I do remember the old records, and the singles had the new song and the other side was mostly “what was that?” I recall one that the back side became more popular than the front side.
Lady Fancifull said:
Thank you for such a kind comment Susan. I love the way that blogs give you little insights and surprises into new things. I really value blog ‘friendships’ developing, as we all dip into and out of each others interests, thinking, bookshelves, experiences et al!
Susan P said:
Thank you. I always enjoy new people and new things to learn. We are never too old to learn something new unless we choose to not learn.
Thank you, thank you for highlighting this work. It’s one I’ll enjoy. A couple of years ago, the Tallis Scholars performed in Christchurch (NZ) and it was the stand out performance of the year for me (along with our own Michael Houston performing a cycle of Beethoven piano sonatas). The Scholars repertoire included Nunc Dimittis, Allegri’s uplifting and visceral Miserere and the enveloping, and briefly 40 part, Spem in Alium (Tallis). One thing about living away from Western cultural centres, is that occasions like that are experienced as the real taonga (treasures) they are, as they may not come again.
Lady Fancifull said:
You are most welcome Underrunner. And you are so right about the very silver lining of not getting the treasures that often – it does rather sharpen the appetite, the attention and the appreciation. Londoners have such an overwhelming feast of opportunities presented that we can be jaded and spoilt by choice – not to mention missing even knowing the treasures are there as so many are vying for out attention. The Miserere and Spem in Alliumare amazing, lifting off the top of your head, shivering up and down your spine, viscerally powerful experiences, especially (and perhaps only) when performed by people who can do justice to the music.

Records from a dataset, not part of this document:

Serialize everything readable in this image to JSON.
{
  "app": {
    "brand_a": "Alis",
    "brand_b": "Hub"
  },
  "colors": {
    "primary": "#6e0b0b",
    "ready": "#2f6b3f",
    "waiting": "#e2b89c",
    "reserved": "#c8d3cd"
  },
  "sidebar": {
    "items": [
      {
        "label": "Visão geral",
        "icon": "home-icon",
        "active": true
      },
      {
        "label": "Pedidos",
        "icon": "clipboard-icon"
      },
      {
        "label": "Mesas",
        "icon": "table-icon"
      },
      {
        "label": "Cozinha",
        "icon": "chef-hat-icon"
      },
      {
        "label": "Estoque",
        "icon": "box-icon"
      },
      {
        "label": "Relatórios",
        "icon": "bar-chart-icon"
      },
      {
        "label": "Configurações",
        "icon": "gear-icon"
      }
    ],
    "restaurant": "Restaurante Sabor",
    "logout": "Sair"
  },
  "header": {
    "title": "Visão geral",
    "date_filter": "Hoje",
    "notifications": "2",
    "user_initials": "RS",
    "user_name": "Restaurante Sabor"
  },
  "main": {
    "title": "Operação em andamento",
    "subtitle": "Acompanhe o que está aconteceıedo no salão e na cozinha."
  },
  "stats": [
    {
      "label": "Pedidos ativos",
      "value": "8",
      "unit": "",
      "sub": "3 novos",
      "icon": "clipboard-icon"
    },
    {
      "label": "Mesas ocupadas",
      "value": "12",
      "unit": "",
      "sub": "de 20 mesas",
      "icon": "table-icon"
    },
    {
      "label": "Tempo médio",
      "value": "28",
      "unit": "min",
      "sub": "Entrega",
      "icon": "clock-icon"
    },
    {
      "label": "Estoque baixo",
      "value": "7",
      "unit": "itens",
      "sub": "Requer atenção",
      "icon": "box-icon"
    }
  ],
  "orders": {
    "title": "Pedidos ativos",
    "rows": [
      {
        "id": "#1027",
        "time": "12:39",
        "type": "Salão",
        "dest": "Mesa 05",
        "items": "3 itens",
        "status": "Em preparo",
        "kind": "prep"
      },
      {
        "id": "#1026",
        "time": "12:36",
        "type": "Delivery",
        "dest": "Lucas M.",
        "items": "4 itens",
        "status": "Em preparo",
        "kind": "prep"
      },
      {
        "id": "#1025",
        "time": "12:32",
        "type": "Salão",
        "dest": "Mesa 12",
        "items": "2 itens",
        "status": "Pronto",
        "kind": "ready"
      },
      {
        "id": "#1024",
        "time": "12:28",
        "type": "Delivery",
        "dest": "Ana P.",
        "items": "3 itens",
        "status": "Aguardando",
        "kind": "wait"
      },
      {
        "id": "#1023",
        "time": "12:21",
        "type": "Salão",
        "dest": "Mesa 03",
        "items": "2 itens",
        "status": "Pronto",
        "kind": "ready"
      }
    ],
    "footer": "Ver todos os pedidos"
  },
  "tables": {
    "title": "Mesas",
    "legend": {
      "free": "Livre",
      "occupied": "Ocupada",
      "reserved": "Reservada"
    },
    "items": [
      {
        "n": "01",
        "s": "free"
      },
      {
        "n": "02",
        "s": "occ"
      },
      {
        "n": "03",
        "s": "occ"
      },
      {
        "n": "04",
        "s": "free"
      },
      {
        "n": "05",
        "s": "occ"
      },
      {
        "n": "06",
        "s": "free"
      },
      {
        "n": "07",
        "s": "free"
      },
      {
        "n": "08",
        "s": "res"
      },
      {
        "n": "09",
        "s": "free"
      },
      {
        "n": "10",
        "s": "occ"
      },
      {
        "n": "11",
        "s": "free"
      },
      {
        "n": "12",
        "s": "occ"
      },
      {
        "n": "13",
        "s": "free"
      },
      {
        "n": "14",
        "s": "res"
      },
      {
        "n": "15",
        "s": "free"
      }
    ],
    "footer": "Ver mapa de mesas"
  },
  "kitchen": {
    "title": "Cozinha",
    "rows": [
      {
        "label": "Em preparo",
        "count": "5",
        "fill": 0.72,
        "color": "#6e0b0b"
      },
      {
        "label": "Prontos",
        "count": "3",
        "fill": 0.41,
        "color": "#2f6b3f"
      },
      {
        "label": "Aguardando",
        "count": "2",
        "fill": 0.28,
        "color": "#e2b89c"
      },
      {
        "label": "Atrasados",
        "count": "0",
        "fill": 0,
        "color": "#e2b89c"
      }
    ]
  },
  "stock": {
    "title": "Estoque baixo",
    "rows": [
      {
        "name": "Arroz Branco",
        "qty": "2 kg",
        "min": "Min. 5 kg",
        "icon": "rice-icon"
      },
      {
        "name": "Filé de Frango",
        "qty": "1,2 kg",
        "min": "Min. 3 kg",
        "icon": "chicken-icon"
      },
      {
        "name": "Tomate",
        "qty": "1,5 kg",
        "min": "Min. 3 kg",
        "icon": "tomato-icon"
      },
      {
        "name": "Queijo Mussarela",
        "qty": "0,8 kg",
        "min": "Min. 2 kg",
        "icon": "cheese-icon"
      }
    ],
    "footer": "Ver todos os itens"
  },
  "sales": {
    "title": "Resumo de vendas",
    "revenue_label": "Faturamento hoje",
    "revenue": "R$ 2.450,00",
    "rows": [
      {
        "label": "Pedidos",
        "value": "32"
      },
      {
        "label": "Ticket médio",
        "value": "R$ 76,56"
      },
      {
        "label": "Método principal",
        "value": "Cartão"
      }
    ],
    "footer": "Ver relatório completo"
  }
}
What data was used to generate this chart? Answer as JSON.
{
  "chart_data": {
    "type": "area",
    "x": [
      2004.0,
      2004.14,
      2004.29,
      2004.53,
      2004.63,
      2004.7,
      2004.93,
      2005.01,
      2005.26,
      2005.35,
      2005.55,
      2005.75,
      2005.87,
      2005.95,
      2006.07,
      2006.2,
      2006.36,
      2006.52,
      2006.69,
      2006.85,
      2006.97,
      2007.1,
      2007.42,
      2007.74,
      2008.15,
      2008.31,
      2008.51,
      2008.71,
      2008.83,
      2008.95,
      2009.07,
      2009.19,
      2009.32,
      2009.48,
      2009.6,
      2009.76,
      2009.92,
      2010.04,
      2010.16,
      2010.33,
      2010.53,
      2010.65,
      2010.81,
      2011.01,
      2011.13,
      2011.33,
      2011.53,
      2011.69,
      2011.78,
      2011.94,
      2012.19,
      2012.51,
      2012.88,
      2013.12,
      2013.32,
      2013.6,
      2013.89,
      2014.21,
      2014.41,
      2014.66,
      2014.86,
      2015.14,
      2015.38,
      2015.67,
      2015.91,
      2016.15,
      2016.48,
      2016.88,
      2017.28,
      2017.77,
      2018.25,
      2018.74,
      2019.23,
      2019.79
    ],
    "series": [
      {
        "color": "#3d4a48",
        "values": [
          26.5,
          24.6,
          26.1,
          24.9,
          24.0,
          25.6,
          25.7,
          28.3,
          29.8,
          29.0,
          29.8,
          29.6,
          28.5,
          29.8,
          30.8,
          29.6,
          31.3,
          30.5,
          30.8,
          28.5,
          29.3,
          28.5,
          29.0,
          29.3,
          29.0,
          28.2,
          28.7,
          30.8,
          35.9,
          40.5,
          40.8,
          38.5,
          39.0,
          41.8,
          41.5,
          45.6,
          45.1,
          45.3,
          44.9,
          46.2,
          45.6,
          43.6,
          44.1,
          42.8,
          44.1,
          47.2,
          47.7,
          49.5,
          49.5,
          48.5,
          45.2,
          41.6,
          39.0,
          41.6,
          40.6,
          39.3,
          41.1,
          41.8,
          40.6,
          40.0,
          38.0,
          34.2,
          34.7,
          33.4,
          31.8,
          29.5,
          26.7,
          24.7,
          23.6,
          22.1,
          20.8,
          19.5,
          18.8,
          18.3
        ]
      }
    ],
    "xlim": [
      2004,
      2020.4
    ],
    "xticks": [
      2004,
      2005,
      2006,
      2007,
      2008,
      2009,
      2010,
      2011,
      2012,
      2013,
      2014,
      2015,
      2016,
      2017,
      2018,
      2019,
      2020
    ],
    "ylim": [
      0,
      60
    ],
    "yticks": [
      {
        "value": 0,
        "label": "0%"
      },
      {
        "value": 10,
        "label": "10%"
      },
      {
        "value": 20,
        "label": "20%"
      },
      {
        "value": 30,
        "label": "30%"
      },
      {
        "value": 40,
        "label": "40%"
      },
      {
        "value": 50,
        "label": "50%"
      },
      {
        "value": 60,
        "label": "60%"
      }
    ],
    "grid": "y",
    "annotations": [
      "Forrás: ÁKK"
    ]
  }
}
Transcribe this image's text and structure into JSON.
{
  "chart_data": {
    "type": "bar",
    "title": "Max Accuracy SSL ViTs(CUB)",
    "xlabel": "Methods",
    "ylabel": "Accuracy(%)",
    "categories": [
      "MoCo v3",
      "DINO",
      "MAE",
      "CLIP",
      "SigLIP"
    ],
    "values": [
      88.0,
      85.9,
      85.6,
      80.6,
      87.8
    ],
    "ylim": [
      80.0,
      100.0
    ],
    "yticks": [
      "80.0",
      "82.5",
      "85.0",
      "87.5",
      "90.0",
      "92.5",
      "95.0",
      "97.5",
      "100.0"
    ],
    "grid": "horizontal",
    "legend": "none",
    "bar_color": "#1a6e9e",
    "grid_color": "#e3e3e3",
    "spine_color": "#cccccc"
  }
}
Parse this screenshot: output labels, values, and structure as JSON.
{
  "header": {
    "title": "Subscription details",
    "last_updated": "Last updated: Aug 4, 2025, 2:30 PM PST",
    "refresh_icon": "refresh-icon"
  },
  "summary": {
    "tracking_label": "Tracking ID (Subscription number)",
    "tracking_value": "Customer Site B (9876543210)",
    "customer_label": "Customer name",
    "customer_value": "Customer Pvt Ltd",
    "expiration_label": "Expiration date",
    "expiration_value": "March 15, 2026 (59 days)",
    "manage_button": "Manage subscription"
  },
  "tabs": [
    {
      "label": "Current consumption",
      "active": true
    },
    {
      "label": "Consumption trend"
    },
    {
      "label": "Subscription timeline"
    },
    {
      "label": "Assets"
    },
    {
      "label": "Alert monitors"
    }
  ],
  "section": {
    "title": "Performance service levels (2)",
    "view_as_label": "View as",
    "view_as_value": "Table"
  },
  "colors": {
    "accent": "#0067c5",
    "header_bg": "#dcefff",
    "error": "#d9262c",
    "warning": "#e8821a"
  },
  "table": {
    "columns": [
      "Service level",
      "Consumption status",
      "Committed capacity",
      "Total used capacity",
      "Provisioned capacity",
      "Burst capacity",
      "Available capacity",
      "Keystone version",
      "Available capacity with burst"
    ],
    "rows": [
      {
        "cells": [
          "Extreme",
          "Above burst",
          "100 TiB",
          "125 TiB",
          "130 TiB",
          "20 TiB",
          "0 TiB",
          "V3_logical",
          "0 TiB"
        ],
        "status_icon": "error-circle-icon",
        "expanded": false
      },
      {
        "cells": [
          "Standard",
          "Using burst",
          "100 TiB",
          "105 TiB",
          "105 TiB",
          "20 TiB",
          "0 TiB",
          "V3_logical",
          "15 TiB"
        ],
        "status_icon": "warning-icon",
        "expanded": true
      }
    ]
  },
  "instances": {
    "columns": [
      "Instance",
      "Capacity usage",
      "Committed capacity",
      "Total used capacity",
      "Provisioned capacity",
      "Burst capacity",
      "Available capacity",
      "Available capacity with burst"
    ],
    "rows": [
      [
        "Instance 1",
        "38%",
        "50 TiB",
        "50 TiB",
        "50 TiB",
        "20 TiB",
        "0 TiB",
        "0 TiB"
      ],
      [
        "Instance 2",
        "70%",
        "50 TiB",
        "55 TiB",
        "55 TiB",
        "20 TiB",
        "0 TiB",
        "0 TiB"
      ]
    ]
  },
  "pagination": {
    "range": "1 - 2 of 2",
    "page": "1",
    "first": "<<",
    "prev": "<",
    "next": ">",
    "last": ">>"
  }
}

One of my favourite pieces is Mozart’s Requiem which always turns on the silent waterworks – except a couple of performances I’ve been to where I sat dry eyed and with feet on the ground, bottom on the seat without a single hair rising on the back of my neck. My body is the barometer of whether a rendition ‘works’ or not. And certainly, here The Tallis Scholars (of course!) ‘work’ these wonderful pieces most sensationally. Weeping shivering in spades!